- 投稿日:2025/09/09
- 更新日:2025/09/29

はじめに
高配当株投資をしていると、こんな悩みはありませんか?
・財務データを毎回コピーするのが面倒
・配当履歴を更新し忘れる
・気づけば管理シートがぐちゃぐちゃに…
実は IRBANKのCSVデータとスプレッドシート関数を組み合わせれば、証券コードを入力するだけで最新データを自動で取り込めます。
ポイントは「加工前のデータを倉庫に置く」という考え方です。
1. 証券コードをセルに入力
実際にサンプルファイルを用意したので、試しながら記事を読むと理解が進むと思います。
まず、シートの A1セル に銘柄コードを入力します。
例:
7203 → トヨタ自動車
👉 A1セルを切り替えるだけで他の銘柄にも対応できます。
2. IMPORTDATAで財務データを取得
IMPORTDATA関数 は CSVやTSVをWebから直接読み込む関数 です。
書式:
=IMPORTDATA("URL")
IRBANKのデータは銘柄コードごとにCSVが用意されているので、A1セルを参照すればOK。
3. 使用例
貸借対照表(Balance Sheet, BS)
=IMPORTDATA("https://f.irbank.net/files/"&A1&"/fy-balance-sheet.csv")

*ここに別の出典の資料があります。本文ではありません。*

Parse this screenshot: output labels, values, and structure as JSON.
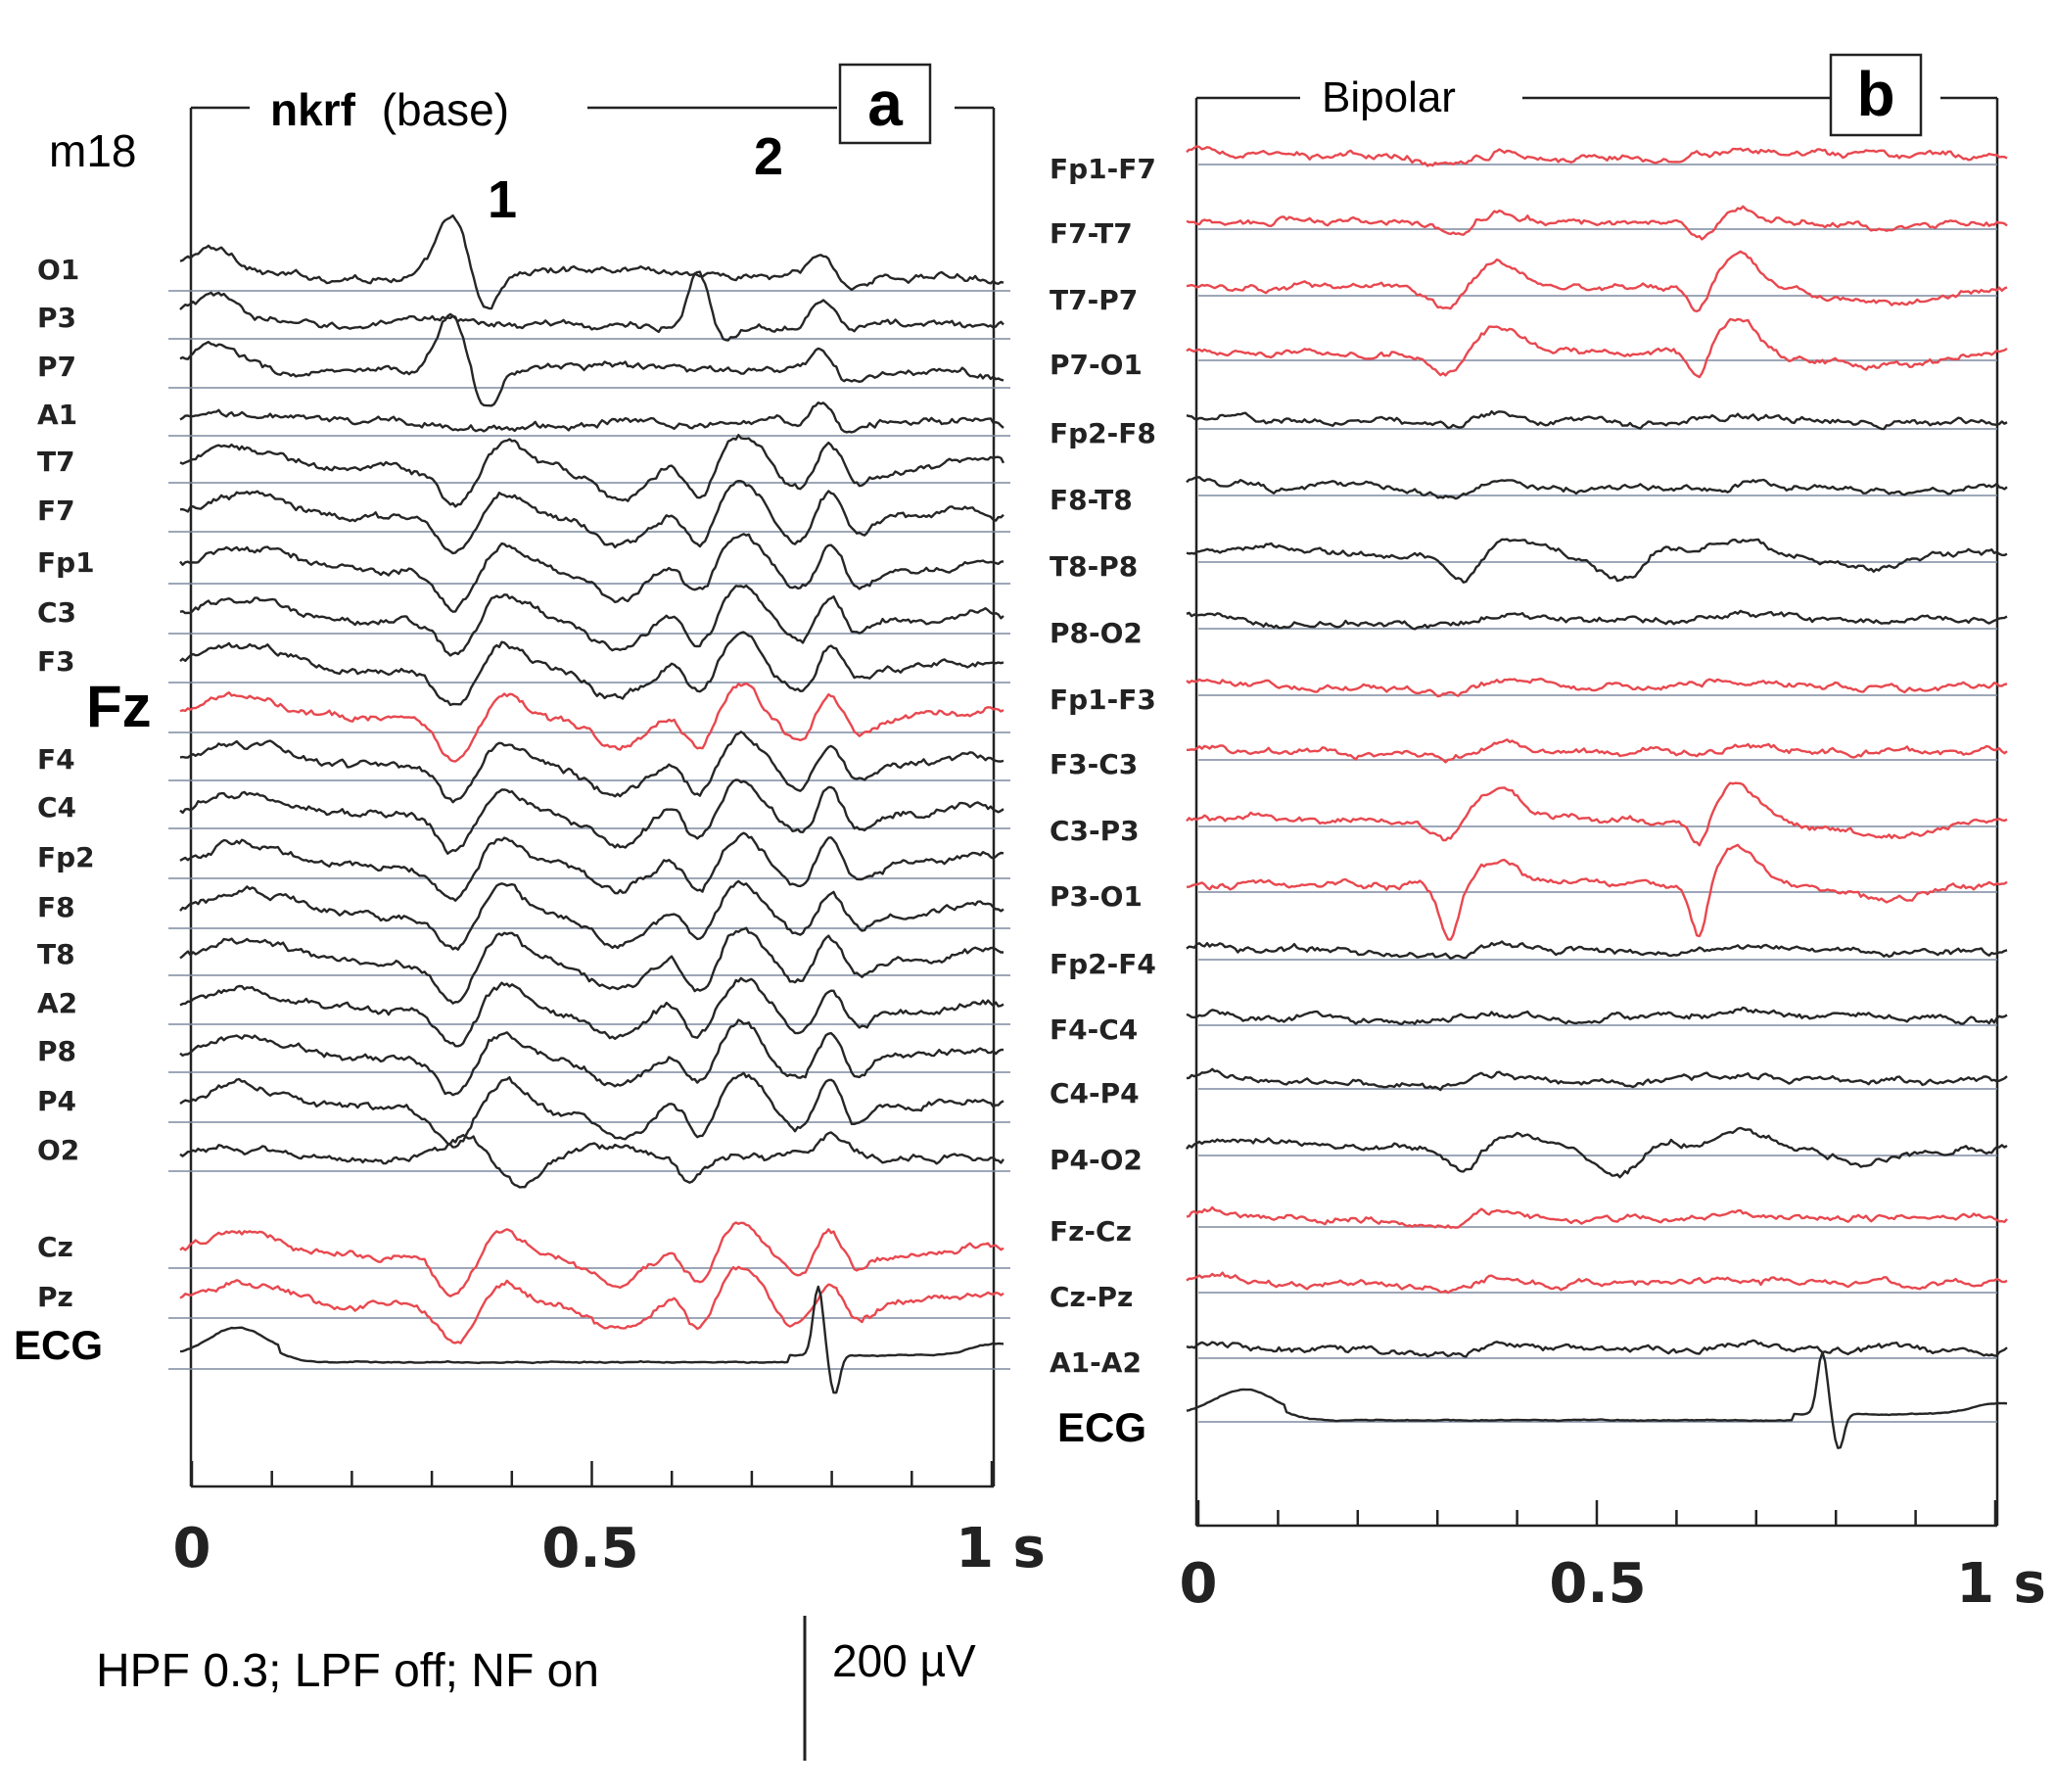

👆の関数をA2セルに貼り付けると下図のように財務データが取得できます。
日付は見やすく「表示形式」から修正しましょう。
○ 損益計算書(Profit and Loss, PL)
=IMPORTDATA("https://f.irbank.net/files/"&A1&"/fy-profit-and-loss.csv")
同様に損益計算書も試してみましょう。
○ キャッシュフロー計算書(Cash Flow, CF)
=IMPORTDATA("https://f.irbank.net/files/"&A1&"/fy-cash-flow-statement.csv")
○ 配当金(Dividend)
=IMPORTDATA("https://f.irbank.net/files/"&A1&"/fy-stock-dividend.csv")
○ 全データ一括
=IMPORTDATA("https://f.irbank.net/files/"&A1&"/fy-data-all.csv")
4. 取り込んだデータから分かること
BS(貸借対照表) → 総資産、純資産、自己資本比率、BPS(安全性)
PL(損益計算書) → 売上高、営業利益、当期純利益、EPS(収益性)
CF(キャッシュフロー) → 営業CF、投資CF、財務CF、フリーCF(現金の流れ)
配当 → DPS、配当総額、配当性向(株主還元)
👉 この4つをそろえると「安全性・収益性・資金繰り・株主還元」が見えるようになります。
5. “倉庫データ”として使う
IMPORTDATAで取り込んだデータは 加工前の生データ。
見づらいままですが、それを「倉庫ファイル」として残すのがポイントです。
別途、分析用のファイルを用意してデータを加工しましょう。
倉庫ファイル:IRBANKから取ったままのCSV
分析用ファイル:倉庫を参照してグラフ化・利回り計算
👉 「生データは常に最新」「分析は自由に加工」という管理ができます。
6. IMPORTRANGEで分析シートに取り込む
IMPORTRANGE は 別のスプレッドシートからデータを参照する関数 です。
分析用のファイルを用意して以下の関数をA1セルに入力してみましょう。
書式:
=IMPORTRANGE("スプレッドシートのURL","シート名!範囲")"シート名!範囲"の例
※初回のみアクセス許可メッセージが表示されます。
「アクセスを許可」 を押すと、はじめてデータが読み込まれます。
👉 「倉庫ブック」と「分析ブック」を分けておけば、分析用のブックをコピー配布しても、大元の倉庫データを最新のまま参照できます。
7. サンプルシートを配布中
記事に合わせてサンプルシートも用意しました。
A1に証券コードを入力 → IRBANKから財務データを自動取得
・4つのIMPORTDATA関数は配置済み
・別ブックでIMPORTRANGEを試せます。
👉こちらから自由にコピーして編集してください
8. まとめ
IMPORTDATA → 外部から生データを倉庫へ
IMPORTRANGE → 倉庫から分析シートへ
証券コードを入れるだけで、財務三表+配当を自動取得
・「倉庫と分析を分ける」ことでデータ管理がスッキリする
・「加工前は倉庫に置く」──これがスプレッドシートを使った投資管理のコツです。